After five months when Rapid7 reported the issue to Baxter, the organizations are now disclosing they have collaborated to discuss the effect, solution, and a team strategy for these flaws.
InfoSecurity reports: all these vulnerabilities have now reportedly been fixed, but in the new disclosure report, Heiland clarified that even before the patches were released, the issues could not have been exploited over the internet or at a great distance.
About the vulnerability
Rapid7 has covered the findings in a recent report, where the firm mentioned Sigma bugs were found by Deral Heiland, Rapid7’s main IoT (Internet of Things) expert.
To give readers a general idea, Baxter’s SIGMA infusion pumps are generally used by hospitals to give medicine and nutrition directly into a patient's circulatory system.
The first vulnerability (known as CVE–2022–26390) discovered by Rapid7 made the pump to send the WiFi credentials to the battery unit when it was connected to the primary infusion pump and the infusion pump got power.
The second vulnerability (known as CVE–2022–26392), on the contrary, observed the exposure of the command 'hostmassage' to format string vulnerability while executing a telnet session on the Baxter SIGMA WiFi battery firmware version 16.
The third vulnerability (known as CVE–2022–26393) is also a format string vulnerability on WiFi battery software version 20 D29.

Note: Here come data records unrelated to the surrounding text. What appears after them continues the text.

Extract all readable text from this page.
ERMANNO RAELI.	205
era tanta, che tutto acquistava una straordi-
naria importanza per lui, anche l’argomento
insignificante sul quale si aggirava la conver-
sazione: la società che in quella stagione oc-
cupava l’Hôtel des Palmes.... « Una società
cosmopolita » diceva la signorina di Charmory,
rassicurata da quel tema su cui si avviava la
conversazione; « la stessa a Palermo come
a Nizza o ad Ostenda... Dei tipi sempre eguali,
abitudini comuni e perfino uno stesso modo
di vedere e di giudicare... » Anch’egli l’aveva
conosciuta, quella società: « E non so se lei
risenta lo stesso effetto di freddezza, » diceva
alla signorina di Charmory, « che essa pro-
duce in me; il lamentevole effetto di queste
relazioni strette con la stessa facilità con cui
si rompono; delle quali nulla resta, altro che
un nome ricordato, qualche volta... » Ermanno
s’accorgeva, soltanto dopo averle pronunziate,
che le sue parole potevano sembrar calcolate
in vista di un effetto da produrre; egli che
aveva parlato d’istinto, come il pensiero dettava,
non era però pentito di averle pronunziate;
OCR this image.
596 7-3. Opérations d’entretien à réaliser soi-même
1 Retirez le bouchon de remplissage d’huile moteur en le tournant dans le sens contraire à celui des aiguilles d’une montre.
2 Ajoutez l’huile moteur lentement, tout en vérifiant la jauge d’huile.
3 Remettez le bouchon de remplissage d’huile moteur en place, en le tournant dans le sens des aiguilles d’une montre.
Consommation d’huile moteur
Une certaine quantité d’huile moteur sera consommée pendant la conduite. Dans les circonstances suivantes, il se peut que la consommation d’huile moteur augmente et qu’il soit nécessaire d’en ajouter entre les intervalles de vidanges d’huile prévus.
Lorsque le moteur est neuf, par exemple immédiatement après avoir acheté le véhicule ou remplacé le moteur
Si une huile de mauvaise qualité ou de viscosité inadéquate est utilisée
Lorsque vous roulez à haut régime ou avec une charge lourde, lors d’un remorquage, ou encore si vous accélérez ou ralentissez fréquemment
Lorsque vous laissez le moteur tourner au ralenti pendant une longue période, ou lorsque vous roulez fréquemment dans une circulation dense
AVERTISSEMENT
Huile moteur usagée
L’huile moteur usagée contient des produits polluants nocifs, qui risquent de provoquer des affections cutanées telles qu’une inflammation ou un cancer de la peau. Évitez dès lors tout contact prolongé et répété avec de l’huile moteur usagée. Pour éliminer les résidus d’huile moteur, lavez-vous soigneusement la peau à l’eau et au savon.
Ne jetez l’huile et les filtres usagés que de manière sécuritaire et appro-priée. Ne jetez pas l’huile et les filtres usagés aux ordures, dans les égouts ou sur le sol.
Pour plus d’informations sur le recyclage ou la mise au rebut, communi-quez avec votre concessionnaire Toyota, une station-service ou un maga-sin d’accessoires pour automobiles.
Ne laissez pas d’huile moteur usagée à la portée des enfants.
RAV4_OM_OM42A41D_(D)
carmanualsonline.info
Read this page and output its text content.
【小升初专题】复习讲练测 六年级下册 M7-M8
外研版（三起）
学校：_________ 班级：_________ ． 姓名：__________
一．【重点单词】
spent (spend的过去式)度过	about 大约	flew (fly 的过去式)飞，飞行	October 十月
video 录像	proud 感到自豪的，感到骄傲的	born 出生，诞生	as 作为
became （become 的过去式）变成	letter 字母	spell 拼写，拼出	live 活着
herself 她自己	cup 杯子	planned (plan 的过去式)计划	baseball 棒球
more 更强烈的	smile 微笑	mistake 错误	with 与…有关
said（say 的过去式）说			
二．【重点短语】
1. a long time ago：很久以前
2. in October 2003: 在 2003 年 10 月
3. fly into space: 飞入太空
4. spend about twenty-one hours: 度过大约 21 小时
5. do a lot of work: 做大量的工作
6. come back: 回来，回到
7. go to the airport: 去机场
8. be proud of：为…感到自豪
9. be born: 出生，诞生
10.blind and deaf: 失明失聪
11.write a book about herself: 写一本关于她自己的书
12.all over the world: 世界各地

The last and fourth vulnerability (known as CVE–2022–26394) observed WiFi battery units (versions 16, 17 and 20 D29) enabling remote unauthorised modification of the SIGMA GW IP address (used in configuration of back-end communication services for devices' working).
How does the attack take place?
The threat actor has to be within atleast WiFi range of the impacted devices, and in few instances, he will need to have a direct physical access.
But if the hacker gets a network access to the pump unit, with a single unauthorised packet, he can make the unit to redirect all back-end system to a host they control, making a scope for for a possible man in the middle (MiTM) attack.
Rapid7 reports:
This could impact the accuracy of the pump data being sent for monitoring and recording purposes, and also potentially be used to intercept Drug library data updates to the pumps — which could potentially be dangerous."